I knew that Tuesday, July fifth, was going to be a day larger than other days. I even think I knew what things would happen before they happened, but since they did I will never be sure whether I really knew.
I think I knew that the seventeen-jewel, shockproof Mr. Baker, who ticked the hours, would come rattling at my front door an hour before the bank opening time. He did before I had opened for business. I let him in and closed the doors after him.
“What an awful thing,” he said. “I was out of touch. I came back as soon as I heard.”
“Which awful thing, sir?”
“Why, the scandal! Those men are my friends, my old friends. I’ve got to do something.”
“They won’t even be questioned before election—just charged.”
“I know. Couldn’t we issue a statement of our belief in their innocence? Even a paid advertisement if necessary.”
“In what, sir? The
Bay Harbor Messenger
doesn’t come out until Thursday.”
“Well, something should be done.”
“I know.”
It was so formal. He must have known I knew. And yet he met my eyes and he seemed genuinely worried.
“The crazy fringe will ruin town elections unless we do something. We’ve got to offer new candidates. We don’t have any choice. It’s a terrible thing to do to old friends, but they’d be the first to know we can’t let the egghead fringe get in.”

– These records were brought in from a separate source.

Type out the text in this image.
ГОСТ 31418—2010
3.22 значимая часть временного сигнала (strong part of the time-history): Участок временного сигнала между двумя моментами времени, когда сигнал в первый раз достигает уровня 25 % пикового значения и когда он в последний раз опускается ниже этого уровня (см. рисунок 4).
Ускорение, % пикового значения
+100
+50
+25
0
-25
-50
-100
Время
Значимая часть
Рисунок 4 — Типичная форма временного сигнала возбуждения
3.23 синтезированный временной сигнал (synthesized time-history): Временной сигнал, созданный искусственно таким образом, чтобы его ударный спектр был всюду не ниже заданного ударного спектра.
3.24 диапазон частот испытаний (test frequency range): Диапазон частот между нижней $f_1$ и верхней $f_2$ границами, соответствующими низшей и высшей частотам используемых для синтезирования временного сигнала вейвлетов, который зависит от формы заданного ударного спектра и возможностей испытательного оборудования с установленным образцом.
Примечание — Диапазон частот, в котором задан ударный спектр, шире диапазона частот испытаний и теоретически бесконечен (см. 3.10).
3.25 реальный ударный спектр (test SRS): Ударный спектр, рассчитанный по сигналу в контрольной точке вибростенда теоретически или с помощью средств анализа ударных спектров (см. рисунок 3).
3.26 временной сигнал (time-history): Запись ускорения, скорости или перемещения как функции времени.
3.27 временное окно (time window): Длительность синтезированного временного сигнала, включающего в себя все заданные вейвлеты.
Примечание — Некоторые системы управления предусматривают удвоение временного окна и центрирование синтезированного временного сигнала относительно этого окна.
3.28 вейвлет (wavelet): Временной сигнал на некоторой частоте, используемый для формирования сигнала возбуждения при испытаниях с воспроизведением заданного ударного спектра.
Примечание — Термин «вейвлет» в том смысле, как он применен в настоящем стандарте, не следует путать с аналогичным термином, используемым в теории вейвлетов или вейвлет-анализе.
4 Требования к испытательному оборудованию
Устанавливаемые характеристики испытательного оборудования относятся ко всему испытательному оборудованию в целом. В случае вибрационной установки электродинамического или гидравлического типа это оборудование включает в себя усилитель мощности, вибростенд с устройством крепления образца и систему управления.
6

“Why don’t you talk to them?”
“They’re bruised and mad. They haven’t had time to think it out. Did Marullo come?”
“He sent a friend. I bought the store for three thousand.”
“That’s good. You got a bargain. Get the papers?”
“Yes.”
“Well, if he jumps, the bills are listed.”

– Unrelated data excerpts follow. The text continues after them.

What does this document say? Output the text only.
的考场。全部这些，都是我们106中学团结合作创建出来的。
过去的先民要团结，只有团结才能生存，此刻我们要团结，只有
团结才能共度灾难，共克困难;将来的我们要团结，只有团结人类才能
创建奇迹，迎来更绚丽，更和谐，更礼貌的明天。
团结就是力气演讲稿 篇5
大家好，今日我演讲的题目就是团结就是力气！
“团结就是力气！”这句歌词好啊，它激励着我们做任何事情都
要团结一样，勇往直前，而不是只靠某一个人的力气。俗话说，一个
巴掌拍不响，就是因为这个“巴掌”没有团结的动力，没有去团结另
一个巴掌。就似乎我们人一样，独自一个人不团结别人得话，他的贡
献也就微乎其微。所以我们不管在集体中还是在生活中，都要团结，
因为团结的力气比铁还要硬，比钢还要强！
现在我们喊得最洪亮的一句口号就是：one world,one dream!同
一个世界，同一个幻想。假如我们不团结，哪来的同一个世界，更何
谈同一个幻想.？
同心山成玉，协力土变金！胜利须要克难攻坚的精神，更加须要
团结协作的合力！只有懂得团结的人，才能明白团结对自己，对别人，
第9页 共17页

“He won’t jump. He wants to go. He’s tired.”
“I never trusted him. Never knew what he had his fingers in.”
“Was he a crook, sir?”
“He was tricky, played both sides of the street. He’s worth a lot if he can dispose of his property, but three thousand—that’s a giveaway.”
“He liked me.”
“He must have. Who did he send, the Mafia?”
“A government man. You see, Marullo trusted me.”

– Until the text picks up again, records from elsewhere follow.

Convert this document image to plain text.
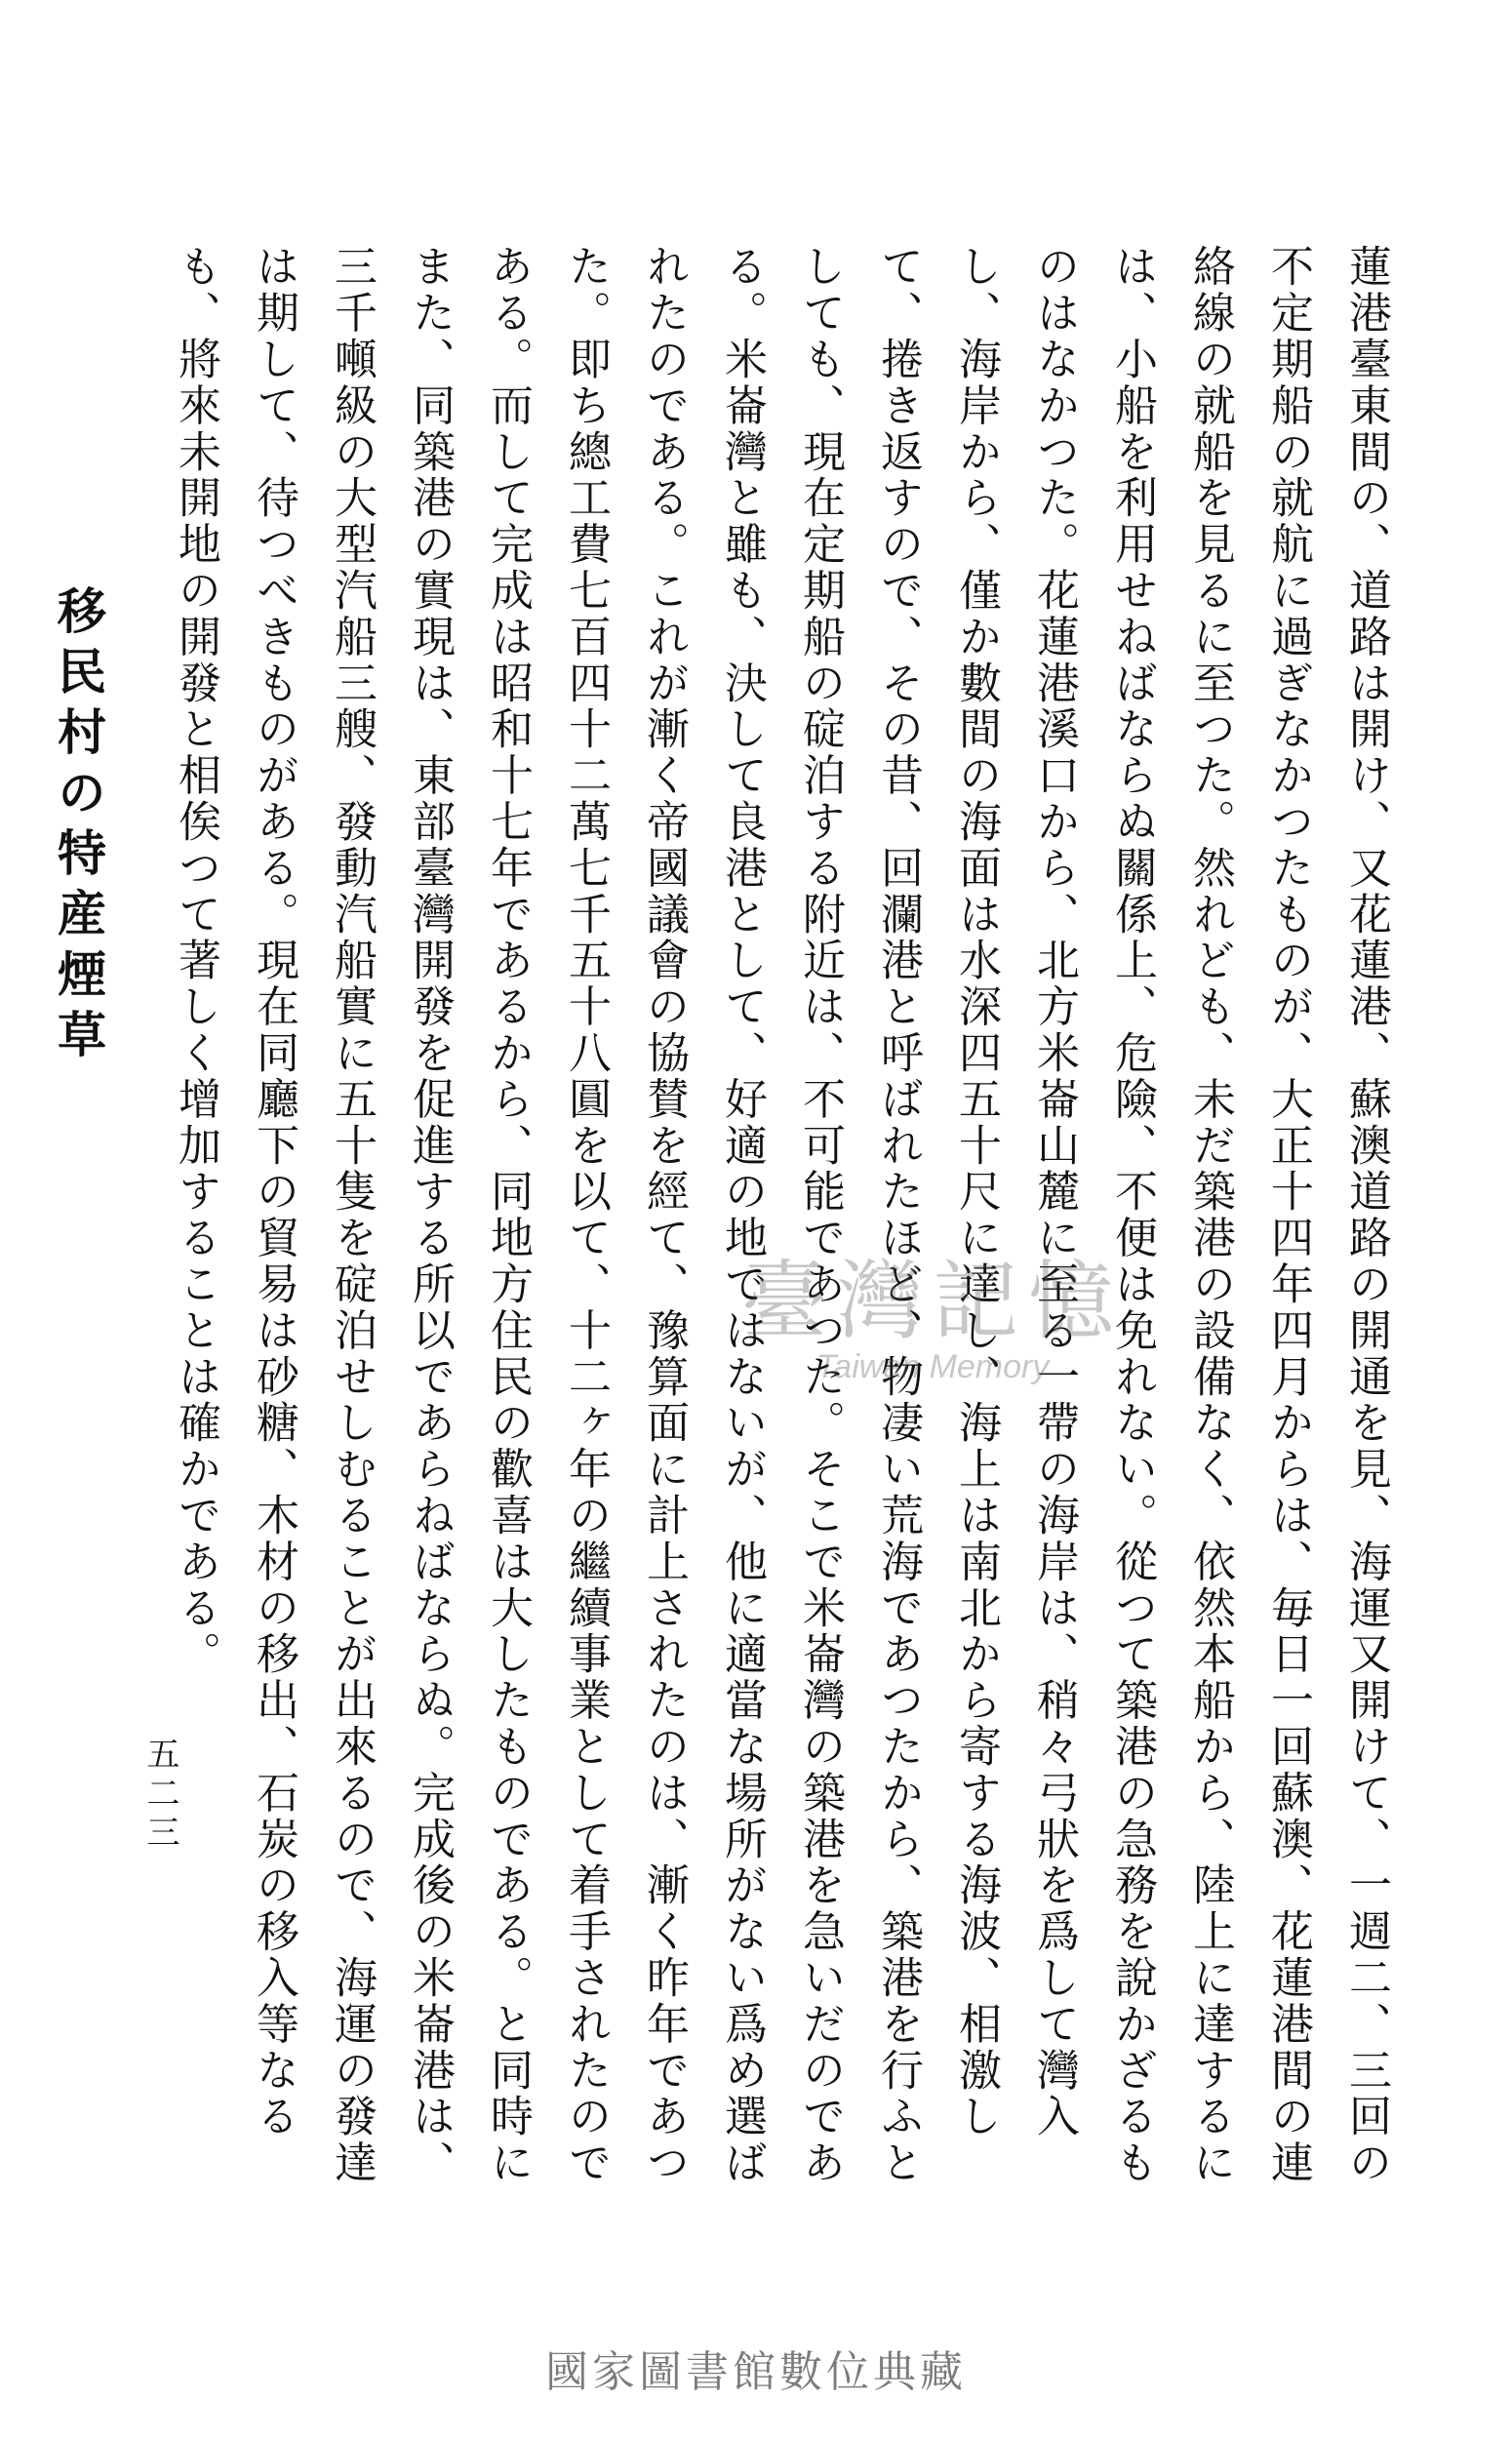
蓮港臺東間の、道路は開け、又花蓮港、蘇澳道路の開通を見、海運又開けて、一週二、三回の不定期船の就航に過ぎなかつたものが、大正十四年四月からは、毎日一回蘇澳、花蓮港間の連絡線の就船を見るに至つた。然れども、未だ築港の設備なく、依然本船から、陸上に達するには、小船を利用せねばならぬ關係上、危險、不便は免れない。從つて築港の急務を說かざるものはなかつた。花蓮港溪口から、北方米崙山麓に至る一帶の海岸は、稍々弓狀を爲して灣入し、海岸から、僅か數間の海面は水深四五十尺に達し、海上は南北から寄する海波、相激して、捲き返すので、その昔、回瀾港と呼ばれたほど、物凄い荒海であつたから、築港を行ふとしても、現在定期船の碇泊する附近は、不可能であつた。そこで米崙灣の築港を急いだのである。米崙灣と雖も、決して良港として、好適の地ではないが、他に適當な場所がない爲め選ばれたのである。これが漸く帝國議會の協賛を經て、豫算面に計上されたのは、漸く昨年であつた。即ち總工費七百四十二萬七千五十八圓を以て、十二ヶ年の繼續事業として着手されたのである。而して完成は昭和十七年であるから、同地方住民の歡喜は大したものである。と同時にまた、同築港の實現は、東部臺灣開發を促進する所以であらねばならぬ。完成後の米崙港は、三千噸級の大型汽船三艘、發動汽船實に五十隻を碇泊せしむることが出來るので、海運の發達は期して、待つべきものがある。現在同廳下の貿易は砂糖、木材の移出、石炭の移入等なるも、將來未開地の開發と相俟つて著しく增加することは確かである。

移民村の特産煙草

五二三
臺灣記憶
Taiwan Memory
國家圖書館數位典藏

Mr. Baker clasped his brow, and that was out of character. “Why didn’t I think of it? You’re the man. Good family, reliable, property-owner, businessman, respected. You don’t have an enemy in town. Of course you’re the man.”
“The man?”
“For Town Manager.”
“I’ve only been a businessman since Saturday.”
“You know what I mean. Around you we could get respectable new faces. Why, it’s the perfect way.”
“From grocery clerk to Town Manager?”
“Nobody ever thought of a Hawley as a grocery clerk.”
“I did. Mary did.”
“But you aren’t. We can announce it today before that crazy fringe gets set.”
“I’ll have to consider it from keelson to skys’l.”
“There’s no time.”
“Who had you thought of before?”
“Before what?”
“Before the council burned. I’ll talk to you later. Saturday was a big day. I could have sold the scales.”
“You can make a nice thing of this store, Ethan. I advise you to build it up and sell it. You’re going to be too big to wait on customers. Is there any word at all about Danny?”
“Not yet. Not so far.”
“You shouldn’t have given him money.”
“Perhaps not. I thought I was doing a good deed.”
“Of course you did. Of course you did.”
“Mr. Baker, sir—what happened to the
Belle-Adair
?”
“What happened? Why, she burned.”
“In the harbor—how did it start, sir?”